22/02/2022
O avanço da inteligência artificial fez multiplicar as denúncias do uso enviesado de machine learning. Os cientistas da computação têm um papel crucial para combater o problema
Tiago Cordeiro
Em 2018, a cientista da computação Joy Buolamwini, pesquisadora do Massachusetts Institute of Technology (MIT), testou três programas de reconhecimento facial desenvolvidos por grandes empresas de tecnologia. Desafiados a identificar os rostos de homens brancos, os três programas alcançaram margens de erro de, no máximo, 0,8%. Entre mulheres de pele escura, porém, a taxa de falha foi muito maior: 20% em um dos softwares e 34% nos outros dois.
O resultado do estudo colocou em xeque as afirmações dos próprios fabricantes: um deles assegurava que a acuracidade do programa era de 97%. Mas, descobriu-se depois, os dados utilizados para alimentar o algoritmo do produto partiram de homens, em 77% dos casos, e brancos, em 83% da amostragem.
O trabalho confirmou, com grande repercussão, o que diferentes pesquisadores já haviam constatado de forma independente ao longo da década passada: o problema da discriminação provocada por algoritmos é grave e está disseminado, seja nos filtros das redes sociais, seja nos sistemas de segurança baseados em machine learning.
Em um relatório de novembro de 2020, o Comitê para Eliminação da Discriminação Racial da Organização das Nações Unidas fez um apelo para que os algoritmos de reconhecimento facial, utilizados já há duas décadas nas grandes metrópoles ou no controle de fronteiras, sejam regulamentados, de forma a evitar que sejam perpetuados — ou até mesmo ampliados — os casos de preconceito contra mulheres, negros e grupos étnicos.
O problema é que os algoritmos aprendem com base em dados, que são fornecidos por seres humanos. Quando os dados são enviesados, a inteligência artificial suportada por eles também o será, afirma André Filipe de Moraes Batista, professor e coordenador técnico do Centro de Ciência de Dados do Insper. “Há cenários em que as máquinas atuam de forma discriminatória em relação a grupos vulneráveis da sociedade.”
No caso da segurança pública, por exemplo, algoritmos que atuam com base em dados de um bairro de maioria negra podem apontar um viés de perseguição policial precisamente contra negros, o que reforça um círculo vicioso.

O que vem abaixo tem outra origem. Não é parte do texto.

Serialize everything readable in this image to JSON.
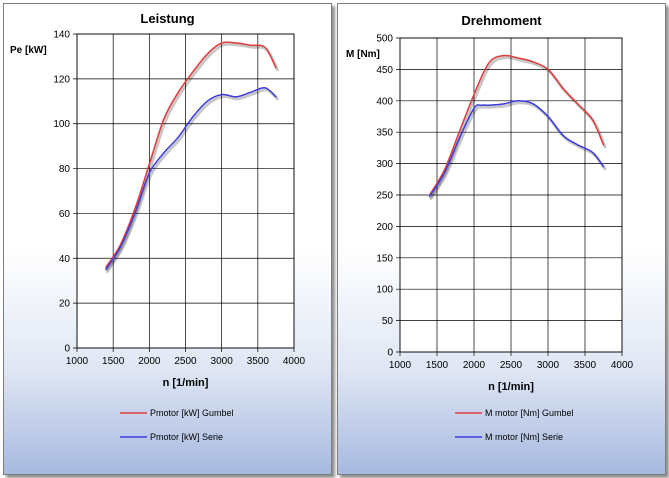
{
  "chart_data": [
    {
      "type": "line",
      "title": "Leistung",
      "xlabel": "n [1/min]",
      "ylabel": "Pe [kW]",
      "xlim": [
        1000,
        4000
      ],
      "ylim": [
        0,
        140
      ],
      "xticks": [
        1000,
        1500,
        2000,
        2500,
        3000,
        3500,
        4000
      ],
      "yticks": [
        0,
        20,
        40,
        60,
        80,
        100,
        120,
        140
      ],
      "grid": true,
      "legend_position": "bottom",
      "series": [
        {
          "name": "Pmotor [kW] Gumbel",
          "color": "#e03c3c",
          "x": [
            1400,
            1600,
            1800,
            2000,
            2200,
            2400,
            2600,
            2800,
            3000,
            3200,
            3400,
            3600,
            3750
          ],
          "y": [
            36,
            46,
            62,
            82,
            102,
            114,
            123,
            131,
            136,
            136,
            135,
            134,
            125
          ]
        },
        {
          "name": "Pmotor [kW] Serie",
          "color": "#3c3ce0",
          "x": [
            1400,
            1600,
            1800,
            2000,
            2200,
            2400,
            2600,
            2800,
            3000,
            3200,
            3400,
            3600,
            3750
          ],
          "y": [
            35,
            45,
            60,
            78,
            87,
            94,
            103,
            110,
            113,
            112,
            114,
            116,
            112
          ]
        }
      ]
    },
    {
      "type": "line",
      "title": "Drehmoment",
      "xlabel": "n [1/min]",
      "ylabel": "M [Nm]",
      "xlim": [
        1000,
        4000
      ],
      "ylim": [
        0,
        500
      ],
      "xticks": [
        1000,
        1500,
        2000,
        2500,
        3000,
        3500,
        4000
      ],
      "yticks": [
        0,
        50,
        100,
        150,
        200,
        250,
        300,
        350,
        400,
        450,
        500
      ],
      "grid": true,
      "legend_position": "bottom",
      "series": [
        {
          "name": "M motor [Nm] Gumbel",
          "color": "#e03c3c",
          "x": [
            1400,
            1600,
            1800,
            2000,
            2200,
            2400,
            2600,
            2800,
            3000,
            3200,
            3400,
            3600,
            3750
          ],
          "y": [
            250,
            290,
            350,
            410,
            460,
            472,
            468,
            462,
            450,
            420,
            395,
            370,
            330
          ]
        },
        {
          "name": "M motor [Nm] Serie",
          "color": "#3c3ce0",
          "x": [
            1400,
            1600,
            1800,
            2000,
            2100,
            2200,
            2400,
            2600,
            2800,
            3000,
            3200,
            3400,
            3600,
            3750
          ],
          "y": [
            248,
            285,
            340,
            388,
            393,
            393,
            395,
            400,
            395,
            375,
            345,
            330,
            318,
            295
          ]
        }
      ]
    }
  ]
}
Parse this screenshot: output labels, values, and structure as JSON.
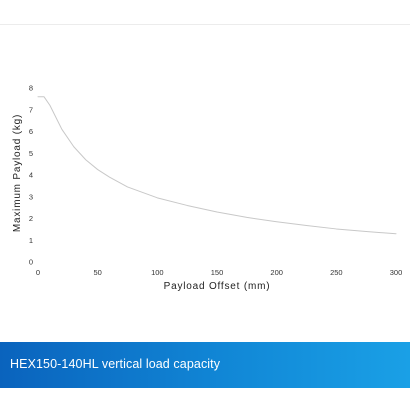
{
  "caption": "HEX150-140HL vertical load capacity",
  "chart_data": {
    "type": "line",
    "title": "",
    "xlabel": "Payload Offset (mm)",
    "ylabel": "Maximum Payload (kg)",
    "xlim": [
      0,
      300
    ],
    "ylim": [
      0,
      8
    ],
    "x_ticks": [
      0,
      50,
      100,
      150,
      200,
      250,
      300
    ],
    "y_ticks": [
      0,
      1,
      2,
      3,
      4,
      5,
      6,
      7,
      8
    ],
    "grid": false,
    "legend": "none",
    "line_color": "#c8c8c8",
    "series": [
      {
        "x": [
          0,
          5,
          10,
          20,
          30,
          40,
          50,
          60,
          75,
          100,
          125,
          150,
          175,
          200,
          225,
          250,
          275,
          300
        ],
        "y": [
          7.6,
          7.6,
          7.2,
          6.1,
          5.3,
          4.7,
          4.25,
          3.9,
          3.45,
          2.95,
          2.6,
          2.3,
          2.05,
          1.85,
          1.68,
          1.52,
          1.4,
          1.3
        ]
      }
    ]
  }
}
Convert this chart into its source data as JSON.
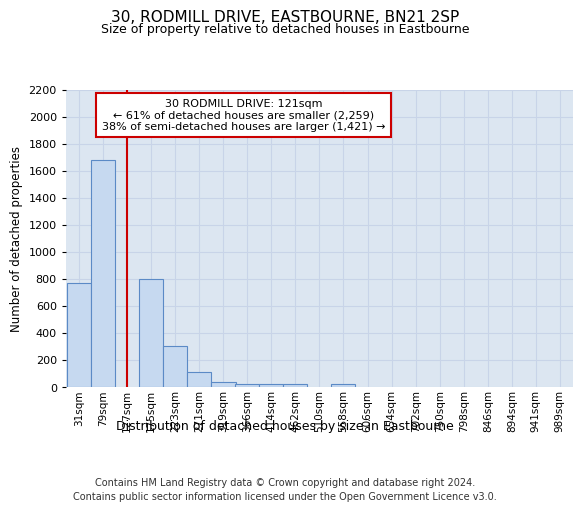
{
  "title": "30, RODMILL DRIVE, EASTBOURNE, BN21 2SP",
  "subtitle": "Size of property relative to detached houses in Eastbourne",
  "xlabel": "Distribution of detached houses by size in Eastbourne",
  "ylabel": "Number of detached properties",
  "categories": [
    "31sqm",
    "79sqm",
    "127sqm",
    "175sqm",
    "223sqm",
    "271sqm",
    "319sqm",
    "366sqm",
    "414sqm",
    "462sqm",
    "510sqm",
    "558sqm",
    "606sqm",
    "654sqm",
    "702sqm",
    "750sqm",
    "798sqm",
    "846sqm",
    "894sqm",
    "941sqm",
    "989sqm"
  ],
  "values": [
    770,
    1680,
    0,
    800,
    300,
    110,
    40,
    25,
    20,
    20,
    0,
    20,
    0,
    0,
    0,
    0,
    0,
    0,
    0,
    0,
    0
  ],
  "bar_color": "#c6d9f0",
  "bar_edge_color": "#5b8ac6",
  "grid_color": "#c8d4e8",
  "background_color": "#dce6f1",
  "annotation_text": "30 RODMILL DRIVE: 121sqm\n← 61% of detached houses are smaller (2,259)\n38% of semi-detached houses are larger (1,421) →",
  "annotation_box_color": "#ffffff",
  "annotation_box_edge": "#cc0000",
  "redline_color": "#cc0000",
  "ylim_max": 2200,
  "yticks": [
    0,
    200,
    400,
    600,
    800,
    1000,
    1200,
    1400,
    1600,
    1800,
    2000,
    2200
  ],
  "footer": "Contains HM Land Registry data © Crown copyright and database right 2024.\nContains public sector information licensed under the Open Government Licence v3.0."
}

Além disso, é comum, tanto nos sistemas policiais quanto nas redes sociais e nos aplicativos de videoconferência, que os algoritmos se mostrem imprecisos para reconhecer rostos negros, ou de mulheres — muitas vezes porque os dados que os alimentaram partiram de faces majoritariamente brancas e masculinas.
As redes sociais vêm prestando maior atenção à questão. Em maio de 2021, por exemplo, o Twitter divulgou um estudo em que constatou que seu algoritmo de corte de imagem é 4% favorável a pessoas brancas, na média. Entre mulheres, é 7% mais favorável a brancas do que a negras. A empresa realizou a investigação motivada por denúncias de usuários. E se comprometeu a combater o problema. Uma das soluções oferecidas foi a possibilidade de exibir, previamente, o resultado final que a imagem vai apresentar quando publicada.
Para o professor, esse grave problema confirma uma convicção do Insper: a de que os profissionais que atuam com computação precisam receber uma formação integral, que leve em consideração as demandas da sociedade. “O fenômeno da discriminação algorítmica precisa ser discutido e combatido. Sabemos que são os seres humanos que criam e estimulam preconceito, e não as máquinas. Por isso, todo profissional da área precisa ter consciência de sua responsabilidade”, afirma.
Além de incentivar que os profissionais da área tenham consciência sobre o impacto social de seu trabalho, é papel do Insper apontar para os desafios que surgem ao longo do processo, diz o docente. “As máquinas são cruciais. Elas realizam atividades repetitivas, extraem padrões de cenários complexos. Aqui na instituição, temos a função de dar espaço para debater questões como o preconceito, assim como desenvolver formas de encarar dificuldades complexas como esta.”
Existem formas de lidar com o preconceito em algoritmos, segundo Batista. Uma delas é buscar maior diversidade na base de dados que vai alimentar o software. A outra é desenvolver testes prévios, observando se o sistema apresenta a tendência de tratar perfis étnicos e de gênero de forma diferente. “A tecnologia joga luzes para problemas que sempre tivemos como sociedade”, afirma Batista. “Vamos atuar, no Insper, para conscientizar os novos profissionais, além de buscar métodos que mitiguem esse problema. Se não incluirmos explicitamente a diversidade nas rotinas de trabalho com dados, implicitamente estaremos gerando exclusão.”